The news appears to have been met with widespread satisfaction from some of the biggest names in the gases industry. Air Products, Praxair, Inc. and Linde North America have all been quick to issue statements to this effect.

But the work doesn’t end with President Obama’s signature on the Bill, however. In fact, it is the start of a considerable deal of work to be done in the rulemaking. SGR understands there is a great deal more discussion to be had concerning the terms and intent of the legislation. The rulemaking process itself means that there are still several stages of the document to be thrashed out; the legislative language needs to be clarified via drafting of regulatory language consistent with the legislative intent and there is room for both interpretation and negotiation.

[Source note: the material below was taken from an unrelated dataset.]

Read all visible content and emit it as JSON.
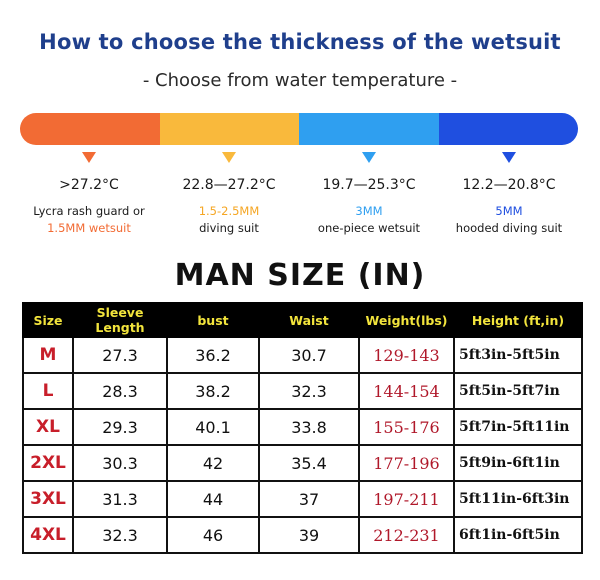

SGR understands there is a great deal more discussion to be had concerning the terms and intent of the legislation.

There are also thought to be several ‘flaws’ in the draft Bill, with potentially difficult issues including the process for determining the price for crude helium sold from the Federal Reserve, price auction mechanisms for crude helium sold via auction, and clarifying the cost and availability of third-party tolling of crude helium by the helium refiners. Much of the doubt or debate in this area is derived from the current language of the Bill; the intent is to provide greater access to the Federal Helium Reserve for non-refiners so that the stockpile is no longer the private reserve of four companies. The tolling language, however, is currently considered vague. With this in mind, there will likely be continued maneuvering between the helium refiners and non-refiners in the coming months as they seek to exert their influence on the implementation of the legislation.

Activity has also begun within the US House of Representatives’ Committee on Natural Resources to develop a second helium bill. While this bill is primarily intended to address existing bottlenecks which slow the development of new helium sources on federal lands, it could also be a vehicle for fixing some flaws in HR 527.

With the passing of the Helium Stewardship Act (HSA), there will be continued stable access to the taxpayer-owned helium supplies while industry starts-up and continues to develop new helium supplies. Speaking of which, IACX Energy has reportedly commenced helium production and sales from a new facility at the Harley Dome in Utah. The facility is the first helium-only application to extract the rare gas from federal lands and is IACX’s third helium plant.

But neither the Harley Dome project or the passing of the HSA is the end of a currently tight helium market. Shortages still exist around the world; the start of production from new sources in Qatar, Algeria and the US is thought to have either been delayed or is ramping up slower than anticipated. Even with new legislation in place, there is no escaping the fact that the Federal Helium Reserve is slowly depleting - its current security merely averts an even bigger crisis in the global market.